What’s so complicated about that? A lot more than you might think.
Sen. Mark Begich, D-Alaska, was hoping to get a clearer understanding of what it would take for the two states to do business at a forum he held in Anchorage on Thursday.
Two representatives from Hawaii as well as industry experts weighed in. But once again, it seems that market forces, regulatory hurdles, geography and the lack of infrastructure conspire to keep Alaska’s gas from getting to where it needs to go.
One of the main barriers: Hawaii is not set-up to receive liquefied natural gas. It would have to spend about a half a billion dollars for a dock, a re-gasification plant and other facilities needed to convert LNG into power.
That’s a lot of money to spend, especially when Hawaii has set a goal of having 40 percent of its power supplied by renewable energy. A market that is already small and isolated would shrink even more.
Another issue: the source of the gas.
“It’s got to be Cook Inlet, because it’s available -- and you don’t need an 800-mile pipeline,” says Larry Persily, Alaska’s federal pipeline coordinator.
And while Cook Inlet is enjoying a renaissance of exploration, it is uncertain when there will be enough production to meet Alaska’s needs and sell the surplus to Hawaii. Industry experts at the table were cautiously optimistic about this possibility, but they also said the costs of developing Cook Inlet gas are likely to go up.
Hawaii’s representatives told the group it may be years away from buying Alaska’s LNG.
“Right now it’s hard to say what our best options are until we know what our import facilities are going to look like,” says Bob Isler, manager of Hawaii Electric Company’s generation project development.
Hawaii is under the gun from the Environmental Protection Agencies to convert to cleaner fuels. Isler says his company would likely spend money to meet these new requirements before investing in LNG.
There’s also a problem with the Jone’s Act, a federal law that is almost a hundred years old.
The law would add to the costs of transporting the gas, because it requires that ships moving cargo between any two ports in the United States be built, owned, registered and crewed by U.S. citizens.

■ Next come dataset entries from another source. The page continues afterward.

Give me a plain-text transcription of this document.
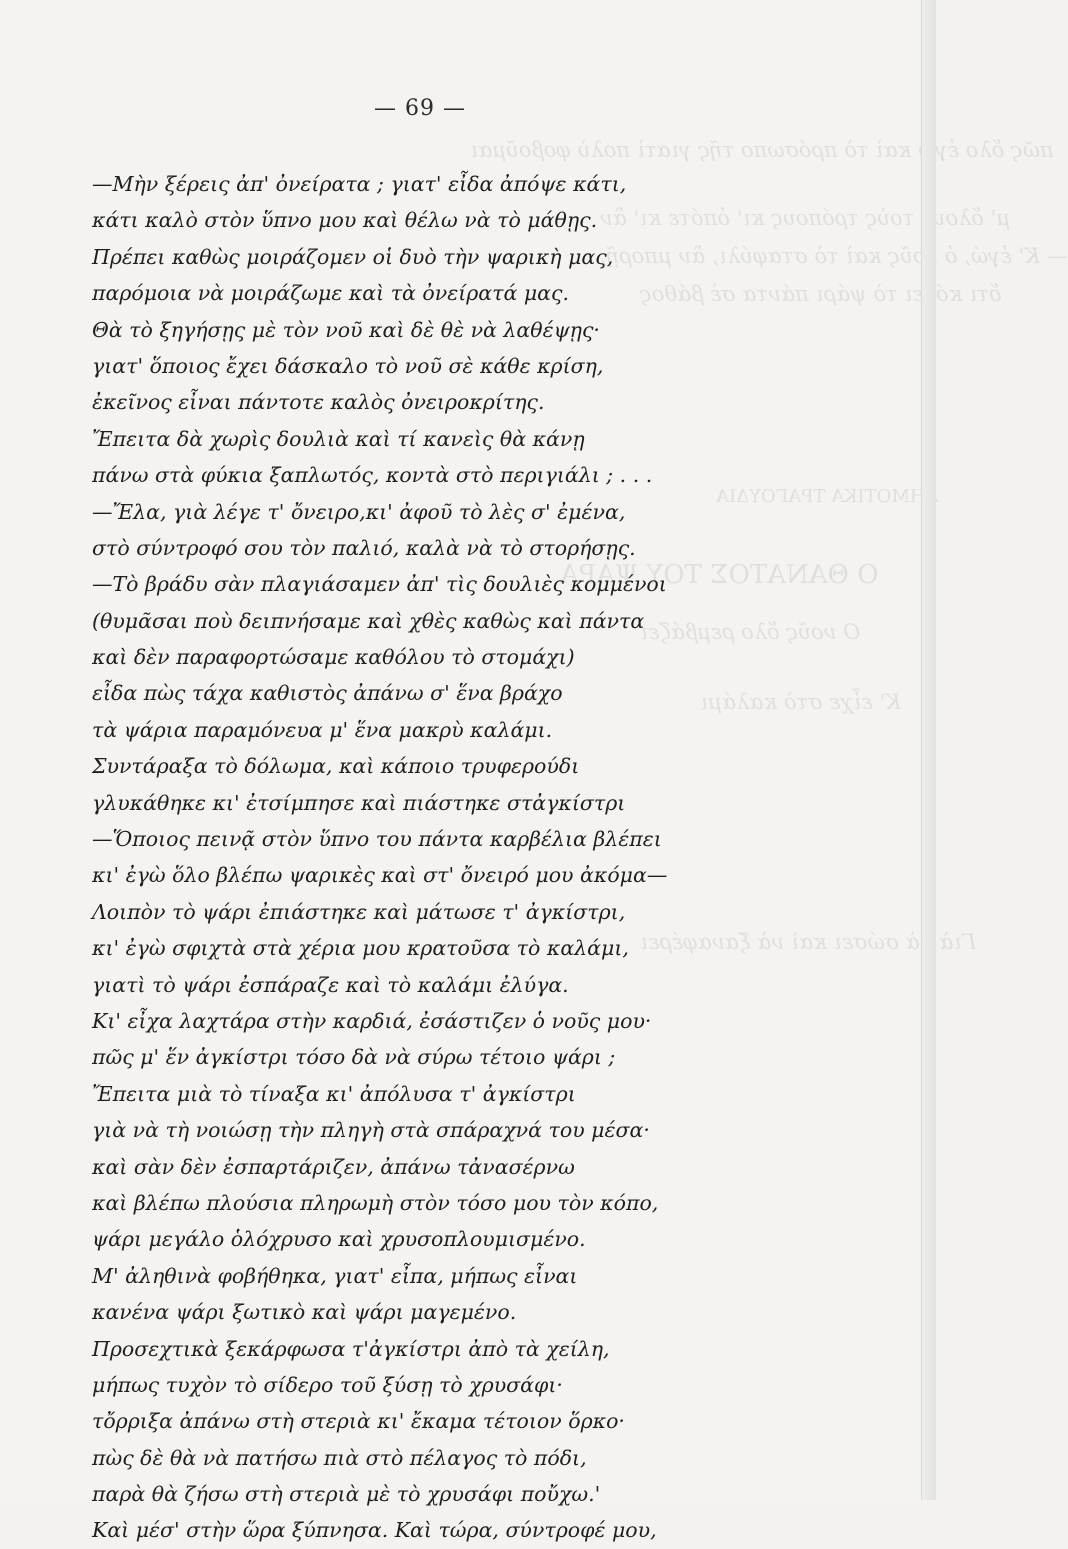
πῶς ὅλο ἐγὼ καὶ τὸ πρόσωπο τῆς γιατὶ πολὺ φοβοῦμαι
μ' ὅλους τοὺς τρόπους κι' ὁπότε κι' ἂν
— Κ' ἐγώ, ὁ νοῦς καὶ τὸ σταφύλι, ἂν μπορῇ,
ὅτι κόβει τὸ ψάρι πάντα σὲ βάθος
ΔΗΜΟΤΙΚΑ ΤΡΑΓΟΥΔΙΑ
Ο ΘΑΝΑΤΟΣ ΤΟΥ ΨΑΡΑ
Ο νοῦς ὅλο ρεμβάζει
Κ' εἶχε στὸ καλάμι
Γιὰ νὰ σώσει καὶ νὰ ξαναφέρει
— 69 —
—Μὴν ξέρεις ἀπ' ὀνείρατα ; γιατ' εἶδα ἀπόψε κάτι,
κάτι καλὸ στὸν ὕπνο μου καὶ θέλω νὰ τὸ μάθῃς.
Πρέπει καθὼς μοιράζομεν οἱ δυὸ τὴν ψαρικὴ μας,
παρόμοια νὰ μοιράζωμε καὶ τὰ ὀνείρατά μας.
Θὰ τὸ ξηγήσῃς μὲ τὸν νοῦ καὶ δὲ θὲ νὰ λαθέψῃς·
γιατ' ὅποιος ἔχει δάσκαλο τὸ νοῦ σὲ κάθε κρίση,
ἐκεῖνος εἶναι πάντοτε καλὸς ὀνειροκρίτης.
Ἔπειτα δὰ χωρὶς δουλιὰ καὶ τί κανεὶς θὰ κάνῃ
πάνω στὰ φύκια ξαπλωτός, κοντὰ στὸ περιγιάλι ; . . .
—Ἔλα, γιὰ λέγε τ' ὄνειρο,κι' ἀφοῦ τὸ λὲς σ' ἐμένα,
στὸ σύντροφό σου τὸν παλιό, καλὰ νὰ τὸ στορήσῃς.
—Τὸ βράδυ σὰν πλαγιάσαμεν ἀπ' τὶς δουλιὲς κομμένοι
(θυμᾶσαι ποὺ δειπνήσαμε καὶ χθὲς καθὼς καὶ πάντα
καὶ δὲν παραφορτώσαμε καθόλου τὸ στομάχι)
εἶδα πὼς τάχα καθιστὸς ἀπάνω σ' ἕνα βράχο
τὰ ψάρια παραμόνευα μ' ἕνα μακρὺ καλάμι.
Συντάραξα τὸ δόλωμα, καὶ κάποιο τρυφερούδι
γλυκάθηκε κι' ἐτσίμπησε καὶ πιάστηκε στἀγκίστρι
—Ὅποιος πεινᾷ στὸν ὕπνο του πάντα καρβέλια βλέπει
κι' ἐγὼ ὅλο βλέπω ψαρικὲς καὶ στ' ὄνειρό μου ἀκόμα—
Λοιπὸν τὸ ψάρι ἐπιάστηκε καὶ μάτωσε τ' ἀγκίστρι,
κι' ἐγὼ σφιχτὰ στὰ χέρια μου κρατοῦσα τὸ καλάμι,
γιατὶ τὸ ψάρι ἐσπάραζε καὶ τὸ καλάμι ἐλύγα.
Κι' εἶχα λαχτάρα στὴν καρδιά, ἐσάστιζεν ὁ νοῦς μου·
πῶς μ' ἕν ἀγκίστρι τόσο δὰ νὰ σύρω τέτοιο ψάρι ;
Ἔπειτα μιὰ τὸ τίναξα κι' ἀπόλυσα τ' ἀγκίστρι
γιὰ νὰ τὴ νοιώσῃ τὴν πληγὴ στὰ σπάραχνά του μέσα·
καὶ σὰν δὲν ἐσπαρτάριζεν, ἀπάνω τἀνασέρνω
καὶ βλέπω πλούσια πληρωμὴ στὸν τόσο μου τὸν κόπο,
ψάρι μεγάλο ὁλόχρυσο καὶ χρυσοπλουμισμένο.
Μ' ἀληθινὰ φοβήθηκα, γιατ' εἶπα, μήπως εἶναι
κανένα ψάρι ξωτικὸ καὶ ψάρι μαγεμένο.
Προσεχτικὰ ξεκάρφωσα τ'ἀγκίστρι ἀπὸ τὰ χείλη,
μήπως τυχὸν τὸ σίδερο τοῦ ξύσῃ τὸ χρυσάφι·
τὄρριξα ἀπάνω στὴ στεριὰ κι' ἔκαμα τέτοιον ὅρκο·
πὼς δὲ θὰ νὰ πατήσω πιὰ στὸ πέλαγος τὸ πόδι,
παρὰ θὰ ζήσω στὴ στεριὰ μὲ τὸ χρυσάφι ποὔχω.'
Καὶ μέσ' στὴν ὥρα ξύπνησα. Καὶ τώρα, σύντροφέ μου,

Although Hawaii has a tropical climate, the two states have a lot in common. Hawaii’s energy picture is a lot like that of Alaska villages. Communities in both states also have some of the highest electricity costs in the nation, mainly because they use diesel fuel for transportation, heat and electricity and wind up paying a lot for the fuel to be delivered to remote locations with small populations.
Up until now, Alaska’s main export to the Aloha state has been its tourists, eager to frolic in the warm waves and sunshine. It looks like that won’t change in the immediate future.
But Bill Popp, CEO of the Anchorage Economic Development Corporation, says that shouldn’t stop the state from marketing its gas.
“Finding like-minded states, like-minded buyers, who have economic interest in reducing their energy costs, I think are a component to a larger strategy that needs to be developed to bring together industrial users, utility users, both within Alaska and outside of Alaska,” said Popp.
Sen. Begich says the congressional delegations of Alaska and Hawaii have been looking for ways to turn the energy struggles of the two states into a win-win. He told the group he’s optimistic about finding ways to get around some of the hurdles.